The General Assembly appropriated $460 million less for districts this year than the current school funding formula calculated. It also underfunded school transportation grants by $180 million and reduced sparsity grants by $14.5 million. Sparsity grants help districts offset the higher costs of small schools. This is the fourteenth year the legislature imposed cuts to the formula and it’s one reason Georgia now spends far less on each student than most states.
The hardship on school districts worsened in 2012 when the Legislature decided Georgia will no longer cover a portion of health insurance costs for school bus drivers, custodians, food service workers and other essential district staff. Districts now pay the full tab and spend $400 million more annually on health insurance for these employees, local tax dollars that could otherwise be spent in the classroom.
If the new formula was in place this year and fully funded by lawmakers, districts would get $234 million more in state money. That still leaves local school districts a combined $421 million short of what’s called for in today’s formula and grant programs.

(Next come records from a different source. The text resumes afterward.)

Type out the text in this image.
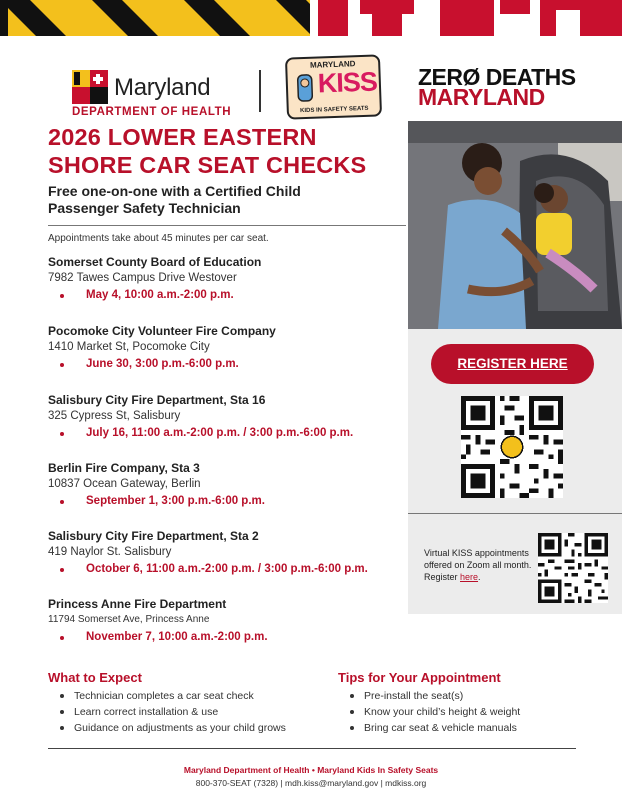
Maryland
DEPARTMENT OF HEALTH
MARYLAND
KISS
KIDS IN SAFETY SEATS
ZERØ DEATHS
MARYLAND
2026 LOWER EASTERN
SHORE CAR SEAT CHECKS
Free one-on-one with a Certified Child
Passenger Safety Technician
Appointments take about 45 minutes per car seat.
Somerset County Board of Education
7982 Tawes Campus Drive Westover
May 4, 10:00 a.m.-2:00 p.m.
Pocomoke City Volunteer Fire Company
1410 Market St, Pocomoke City
June 30, 3:00 p.m.-6:00 p.m.
Salisbury City Fire Department, Sta 16
325 Cypress St, Salisbury
July 16, 11:00 a.m.-2:00 p.m. / 3:00 p.m.-6:00 p.m.
Berlin Fire Company, Sta 3
10837 Ocean Gateway, Berlin
September 1, 3:00 p.m.-6:00 p.m.
Salisbury City Fire Department, Sta 2
419 Naylor St. Salisbury
October 6, 11:00 a.m.-2:00 p.m. / 3:00 p.m.-6:00 p.m.
Princess Anne Fire Department
11794 Somerset Ave, Princess Anne
November 7, 10:00 a.m.-2:00 p.m.
REGISTER HERE
Virtual KISS appointments offered on Zoom all month. Register here.
What to Expect
Technician completes a car seat check
Learn correct installation & use
Guidance on adjustments as your child grows
Tips for Your Appointment
Pre-install the seat(s)
Know your child’s height & weight
Bring car seat & vehicle manuals
Maryland Department of Health • Maryland Kids In Safety Seats
800-370-SEAT (7328) | mdh.kiss@maryland.gov | mdkiss.org
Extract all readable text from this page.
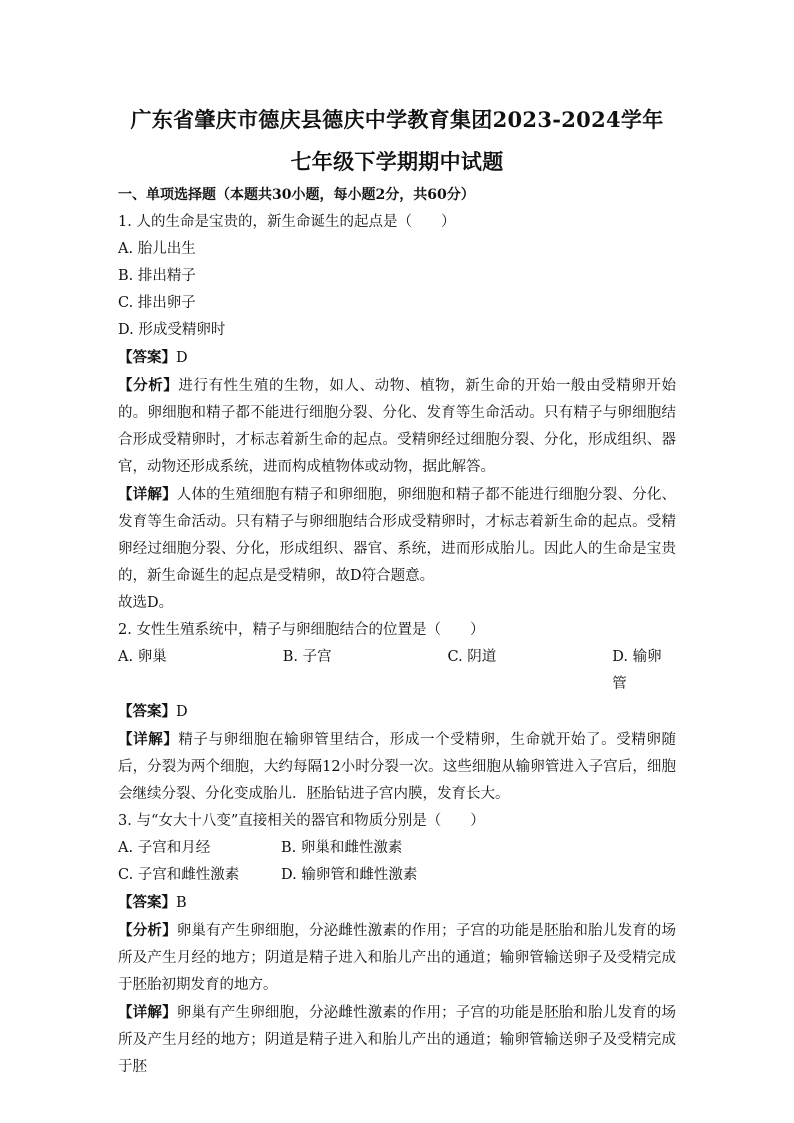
广东省肇庆市德庆县德庆中学教育集团2023-2024学年
七年级下学期期中试题

一、单项选择题（本题共30小题，每小题2分，共60分）

1. 人的生命是宝贵的，新生命诞生的起点是（　　）

A. 胎儿出生

B. 排出精子

C. 排出卵子

D. 形成受精卵时

【答案】D

【分析】进行有性生殖的生物，如人、动物、植物，新生命的开始一般由受精卵开始的。卵细胞和精子都不能进行细胞分裂、分化、发育等生命活动。只有精子与卵细胞结合形成受精卵时，才标志着新生命的起点。受精卵经过细胞分裂、分化，形成组织、器官，动物还形成系统，进而构成植物体或动物，据此解答。

【详解】人体的生殖细胞有精子和卵细胞，卵细胞和精子都不能进行细胞分裂、分化、发育等生命活动。只有精子与卵细胞结合形成受精卵时，才标志着新生命的起点。受精卵经过细胞分裂、分化，形成组织、器官、系统，进而形成胎儿。因此人的生命是宝贵的，新生命诞生的起点是受精卵，故D符合题意。

故选D。

2. 女性生殖系统中，精子与卵细胞结合的位置是（　　）

A. 卵巢	B. 子宫	C. 阴道	D. 输卵管

【答案】D

【详解】精子与卵细胞在输卵管里结合，形成一个受精卵，生命就开始了。受精卵随后，分裂为两个细胞，大约每隔12小时分裂一次。这些细胞从输卵管进入子宫后，细胞会继续分裂、分化变成胎儿．胚胎钻进子宫内膜，发育长大。

3. 与“女大十八变”直接相关的器官和物质分别是（　　）

A. 子宫和月经	B. 卵巢和雌性激素
C. 子宫和雌性激素	D. 输卵管和雌性激素

【答案】B

【分析】卵巢有产生卵细胞，分泌雌性激素的作用；子宫的功能是胚胎和胎儿发育的场所及产生月经的地方；阴道是精子进入和胎儿产出的通道；输卵管输送卵子及受精完成于胚胎初期发育的地方。

【详解】卵巢有产生卵细胞，分泌雌性激素的作用；子宫的功能是胚胎和胎儿发育的场所及产生月经的地方；阴道是精子进入和胎儿产出的通道；输卵管输送卵子及受精完成于胚
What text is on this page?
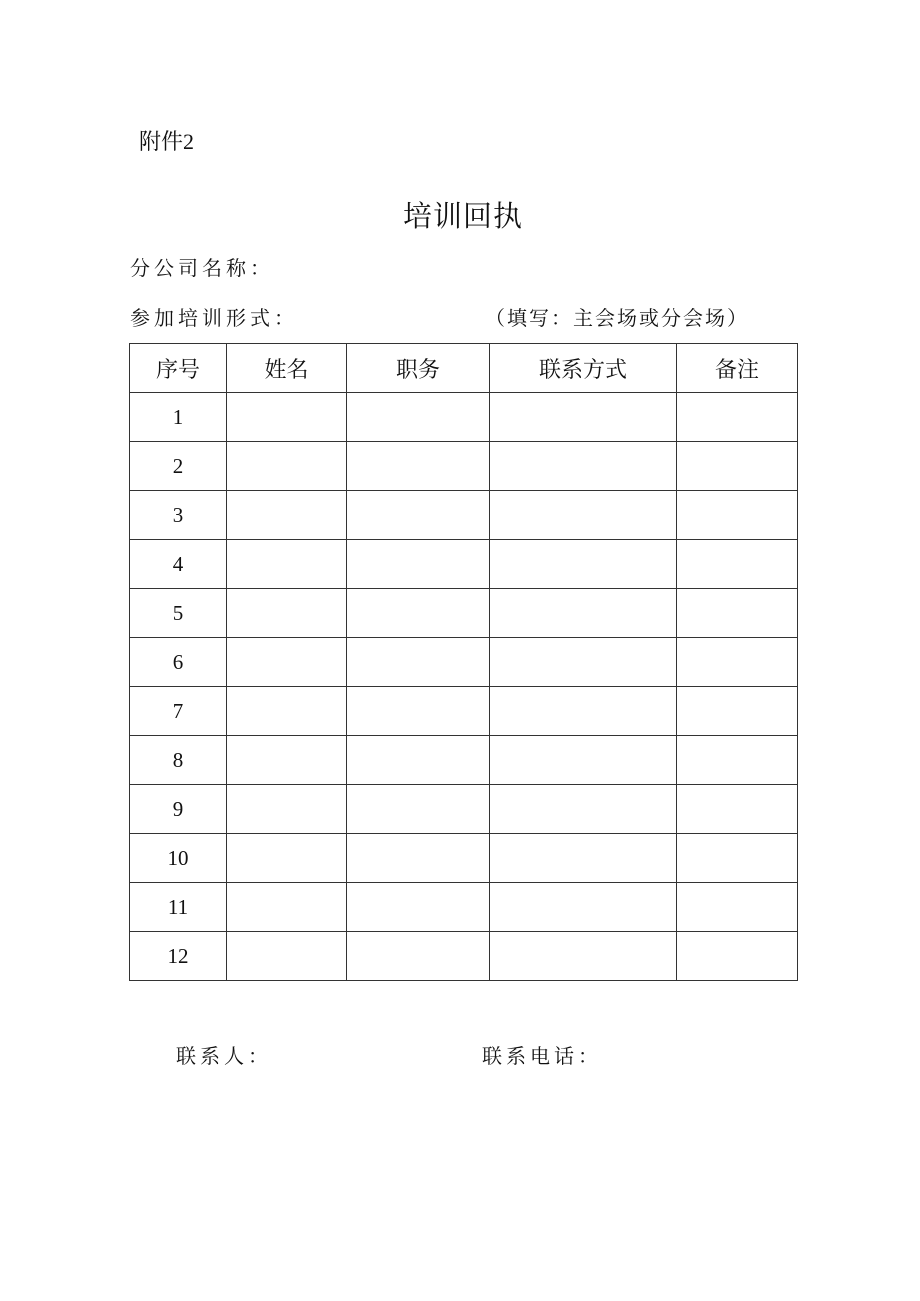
附件2
培训回执
分公司名称：
参加培训形式：	（填写：主会场或分会场）
序号	姓名	职务	联系方式	备注
1				
2				
3				
4				
5				
6				
7				
8				
9				
10				
11				
12				
联系人：	联系电话：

Building these cuts into a new funding formula is not smart policy for Georgia’s students. They now compete with students from Massachusetts, New Jersey, Maryland and other states that make strategic, larger investments in education. These investments are particularly critical for low-income students. Georgia is home to many more of these students than leading states. A better alternative to the proposal on the table can be created with a careful assessment of the cost of educating Georgia’s students to the standards the state has set for them. More is expected of students today than any previous generation.
The funding committee is expected to vote on its recommendations when it meets Nov. 12, 10 a.m. to 3 p.m., at the State Capitol in Room 450. The next meeting of the full commission is Nov. 19, 2 p.m. to 4 p.m., in the Sloppy Floyd Building, Suite 824, East Tower. The commission is expected to vote on recommendations from all subcommittees in anticipation of submitting final recommendations to the governor next month.